Geralmente, assume-se que o cérebro comprime informações para processar, de forma eficiente, o fluxo contínuo de dados sensoriais. Agora, os cientistas descobriram que o cérebro também poderá estar a utilizar este mesmo processo de compressão para as funções cognitivas.
Se viveu a sua infância durante os anos 80 ou é fã de videojogos retro, certamente deve lembrar-se do Frogger. E como era desafiante. Para ganhar o jogo, primeiro tínhamos de sobreviver a uma torrente de tráfego intenso, apenas para depois ter de escapar com vida ziguezagueando por entre troncos de madeira que vinham na nossa direção em alta velocidade. Como é que o cérebro sabe no que se deve focar no meio de toda aquela confusão?
Um estudo publicado a 6 de junho último na revista científica Nature Neuroscience apresenta uma possível resposta para esta questão: compressão de dados. “Ao comprimir as representações do mundo externo estamos como que a eliminar toda a informação irrelevante e a adotar uma ‘visão de túnel’, temporária, sobre a situação”, disse um dos autores séniores do estudo, Christian Machens, investigador principal do laboratório de Neurociência Teórica da Fundação Champalimaud, em Portugal.
“A ideia de que o cérebro maximiza o desempenho enquanto minimiza o custo usando a compressão de dados é comummente apresentada em estudos de processamento sensorial. No entanto, nunca foi realmente analisada em funções cognitivas”, disse o autor sénior Joe Paton, diretor do Programa de Neurociência da Champalimaud Research. “Usando uma combinação de técnicas experimentais e computacionais, demonstrámos que esse mesmo princípio se estende a uma gama muito mais ampla de funções, do que anteriormente se pensava”.

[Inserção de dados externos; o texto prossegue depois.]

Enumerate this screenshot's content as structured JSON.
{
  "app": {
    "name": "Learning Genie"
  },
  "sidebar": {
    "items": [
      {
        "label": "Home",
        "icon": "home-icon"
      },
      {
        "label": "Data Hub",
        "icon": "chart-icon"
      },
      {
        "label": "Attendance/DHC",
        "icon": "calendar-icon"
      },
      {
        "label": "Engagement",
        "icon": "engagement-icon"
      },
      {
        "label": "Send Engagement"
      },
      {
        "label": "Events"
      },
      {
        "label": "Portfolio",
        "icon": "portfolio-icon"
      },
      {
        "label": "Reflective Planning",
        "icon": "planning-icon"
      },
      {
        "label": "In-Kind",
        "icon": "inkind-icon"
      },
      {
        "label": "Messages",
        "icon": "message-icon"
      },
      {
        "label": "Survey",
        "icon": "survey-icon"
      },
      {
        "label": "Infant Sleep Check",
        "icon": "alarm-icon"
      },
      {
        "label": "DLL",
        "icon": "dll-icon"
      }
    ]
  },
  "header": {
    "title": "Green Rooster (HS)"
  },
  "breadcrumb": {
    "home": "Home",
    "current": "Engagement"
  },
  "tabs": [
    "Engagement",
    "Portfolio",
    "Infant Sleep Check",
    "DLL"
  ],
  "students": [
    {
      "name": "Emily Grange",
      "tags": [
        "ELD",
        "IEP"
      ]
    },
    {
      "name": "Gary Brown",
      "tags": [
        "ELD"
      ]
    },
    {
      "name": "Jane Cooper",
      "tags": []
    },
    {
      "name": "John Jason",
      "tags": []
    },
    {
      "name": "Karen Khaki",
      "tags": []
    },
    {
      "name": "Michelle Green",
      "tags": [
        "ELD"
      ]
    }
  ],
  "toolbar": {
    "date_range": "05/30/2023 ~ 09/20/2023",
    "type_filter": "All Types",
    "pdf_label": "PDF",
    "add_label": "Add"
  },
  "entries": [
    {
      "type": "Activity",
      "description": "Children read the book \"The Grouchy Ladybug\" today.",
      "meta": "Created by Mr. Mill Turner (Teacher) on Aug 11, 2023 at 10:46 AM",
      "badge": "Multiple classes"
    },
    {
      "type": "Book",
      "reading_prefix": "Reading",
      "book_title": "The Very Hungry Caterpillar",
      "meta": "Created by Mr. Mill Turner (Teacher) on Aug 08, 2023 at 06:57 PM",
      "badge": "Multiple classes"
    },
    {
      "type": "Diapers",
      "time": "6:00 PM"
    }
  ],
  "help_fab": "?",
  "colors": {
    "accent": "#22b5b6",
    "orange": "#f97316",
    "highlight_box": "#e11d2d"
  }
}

Nas suas experiências, os investigadores usaram um paradigma de tempo. Em cada experiência, os ratinhos tinham que determinar se dois sons eram emitidos num intervalo maior ou menor do que 1,5 segundos. Enquanto isso, os investigadores registaram a atividade dos neurónios dopaminérgicos no seu cérebro, enquanto os ratinhos realizavam a tarefa.
“É sabido que os neurónios dopaminérgicos desempenham um papel fundamental na aprendizagem do valor das ações”, explicou Machens. “Então, se o ratinho estima erradamente a duração do intervalo num determinado teste, a atividade desses neurónios produz um ‘erro de previsão’ que vai depois ajudar a melhorar o desempenho em testes futuros”.
Asma Motiwala, a primeira autora do estudo, desenvolveu vários modelos computacionais de aprendizagem por reforço e testou qual seria o melhor para registar não apenas a atividade dos neurónios mas também o comportamento dos animais. Os modelos partilhavam alguns princípios comuns, mas diferiam na forma como representavam as informações que poderiam ser relevantes para a execução da tarefa.
A equipa de investigadores descobriu que apenas os modelos que representavam a tarefa de forma comprimida conseguiam explicar os dados. “O cérebro parece eliminar todas as informações irrelevantes. Curiosamente, parece também descartar algumas informações relevantes, mas não o suficiente para afetar, de forma considerável, a recompensa que o ratinho efetivamente recebe. Ele sabe claramente como ter sucesso neste jogo”, disse Machens.
Curiosamente, o tipo de informação representada não era apenas sobre as variáveis da tarefa em si. Registou também as próprias ações do ratinho. “Trabalhos anteriores concentraram-se nas características do ambiente, independentemente do comportamento do indivíduo. Mas agora descobrimos que apenas representações comprimidas, que dependem das ações do animal, explicam os dados na sua totalidade. De facto, o nosso estudo é o primeiro a mostrar que a forma como as representações do mundo externo são aprendidas, especialmente em circunstâncias mais exigentes como é o caso desta tarefa, podem impactar de maneiras pouco usuais a forma como os animais escolhem agir”, explicou Motiwala.
Segundo os autores, esta descoberta tem amplas implicações para a Neurociência e também para a Inteligência Artificial. “Embora o cérebro tenha claramente evoluído para processar informações com eficiência, os algoritmos de IA geralmente resolvem problemas mediante abordagens de “força bruta”: utilizando muitos dados e muitos parâmetros. O nosso trabalho fornece um conjunto de princípios com potencial para orientar estudos futuros sobre como as representações internas do mundo podem apoiar o comportamento inteligente no contexto da biologia e da IA”, concluiu Paton.